The Long Tail: Why the Future of Business is Selling Less of More, by Chris Aderson
The New York Times bestseller that introduced the business world to a future that’s already here–now in paperback with a new chapter about Long Tail Marketing and a new epilogue. Winner of the Gerald Loeb Award for Best Business Book of the Year In the most important business book since The Tipping Point, Chris Anderson shows how the future of commerce and culture isn’t in hits, the high-volume head of a traditional demand curve, but in what used to be regarded as misses–the endlessly long tail of that same curve.

Groundswell: Winning in a World Transformed by Social Technologies, by Charlene Li

Corporate executives are struggling with a new trend: people using online social technologies (blogs, social networking sites, YouTube, podcasts) to discuss products and companies, write their own news, and find their own deals. This groundswell is global, it s unstoppable, it affects every industry and it s utterly foreign to the powerful companies running things now. When consumers you’ve never met are rating your company s products in public forums with which you have no experience or influence, your company is vulnerable. In Groundswell, Charlene Li and Josh Bernoff of Forrester, Inc. explain how to turn this threat into an opportunity.
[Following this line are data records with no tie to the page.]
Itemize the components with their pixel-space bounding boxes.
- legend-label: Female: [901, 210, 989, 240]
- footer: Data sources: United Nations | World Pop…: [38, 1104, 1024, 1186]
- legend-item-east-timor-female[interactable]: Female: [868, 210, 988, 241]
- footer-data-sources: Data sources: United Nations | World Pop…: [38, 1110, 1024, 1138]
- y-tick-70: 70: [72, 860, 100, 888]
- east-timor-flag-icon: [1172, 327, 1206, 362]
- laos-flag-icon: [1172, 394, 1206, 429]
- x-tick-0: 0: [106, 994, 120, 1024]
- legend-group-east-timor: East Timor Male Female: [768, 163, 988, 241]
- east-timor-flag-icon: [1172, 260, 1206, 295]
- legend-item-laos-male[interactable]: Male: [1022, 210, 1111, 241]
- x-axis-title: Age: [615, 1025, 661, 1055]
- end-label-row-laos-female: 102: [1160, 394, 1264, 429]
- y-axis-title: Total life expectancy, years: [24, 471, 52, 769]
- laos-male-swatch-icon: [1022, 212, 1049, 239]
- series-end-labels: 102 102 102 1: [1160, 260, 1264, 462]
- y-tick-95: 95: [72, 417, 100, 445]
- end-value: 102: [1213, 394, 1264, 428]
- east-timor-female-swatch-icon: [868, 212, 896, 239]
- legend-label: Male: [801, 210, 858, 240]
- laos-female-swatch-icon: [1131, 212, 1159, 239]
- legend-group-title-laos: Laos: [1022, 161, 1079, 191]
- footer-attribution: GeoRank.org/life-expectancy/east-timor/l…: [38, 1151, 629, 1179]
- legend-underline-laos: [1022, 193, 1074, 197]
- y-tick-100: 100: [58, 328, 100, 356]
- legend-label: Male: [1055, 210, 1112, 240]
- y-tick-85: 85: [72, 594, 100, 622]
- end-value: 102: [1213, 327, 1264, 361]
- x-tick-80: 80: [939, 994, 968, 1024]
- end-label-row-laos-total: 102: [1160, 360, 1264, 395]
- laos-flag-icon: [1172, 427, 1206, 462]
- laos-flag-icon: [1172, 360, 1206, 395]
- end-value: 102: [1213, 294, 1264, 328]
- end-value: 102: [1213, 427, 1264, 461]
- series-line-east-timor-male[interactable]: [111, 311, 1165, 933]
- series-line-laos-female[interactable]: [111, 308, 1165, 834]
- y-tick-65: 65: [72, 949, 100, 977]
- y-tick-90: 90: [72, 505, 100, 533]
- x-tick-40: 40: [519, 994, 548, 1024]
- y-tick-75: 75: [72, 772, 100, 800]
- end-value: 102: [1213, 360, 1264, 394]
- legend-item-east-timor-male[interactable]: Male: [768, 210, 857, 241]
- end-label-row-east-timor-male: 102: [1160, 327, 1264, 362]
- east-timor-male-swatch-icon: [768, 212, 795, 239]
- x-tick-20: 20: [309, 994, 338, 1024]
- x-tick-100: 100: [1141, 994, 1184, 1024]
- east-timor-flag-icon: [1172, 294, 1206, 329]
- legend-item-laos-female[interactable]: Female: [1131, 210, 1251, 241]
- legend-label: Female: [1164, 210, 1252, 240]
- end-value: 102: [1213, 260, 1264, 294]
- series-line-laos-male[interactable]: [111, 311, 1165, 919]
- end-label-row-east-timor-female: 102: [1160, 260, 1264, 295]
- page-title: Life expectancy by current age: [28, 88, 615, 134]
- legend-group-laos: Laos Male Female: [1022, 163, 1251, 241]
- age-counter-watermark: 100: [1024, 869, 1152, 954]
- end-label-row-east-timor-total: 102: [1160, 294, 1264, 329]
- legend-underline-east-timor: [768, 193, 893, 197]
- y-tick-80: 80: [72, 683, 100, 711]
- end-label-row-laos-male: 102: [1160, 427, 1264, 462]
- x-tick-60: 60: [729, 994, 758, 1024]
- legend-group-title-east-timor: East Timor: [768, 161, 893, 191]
You Are Not a Gadget by Jaron Lanier.
For the most part, Web 2.0–Internet technologies that encourage interactivity, customization, and participation–is hailed as an emerging Golden Age of information sharing and collaborative achievement, the strength of democratized wisdom. Jaron Lanier isn’t buying it. In You Are Not a Gadget, the longtime tech guru/visionary/dreadlocked genius (and progenitor of virtual reality) argues the opposite: that unfettered–and anonymous–ability to comment results in cynical mob behavior, the shouting-down of reasoned argument, and the devaluation of individual accomplishment. Lanier traces the roots of today’s Web 2.0 philosophies and architectures (e.g. he posits that Web anonymity is the result of ’60s paranoia), persuasively documents their shortcomings, and provides alternate paths to “locked-in” paradigms. Though its strongly-stated opinions run against the bias of popular assumptions, You Are Not a Gadget is a manifesto, not a screed; Lanier seeks a useful, respectful dialogue about how we can shape technology to fit culture’s needs, rather than the way technology currently shapes us.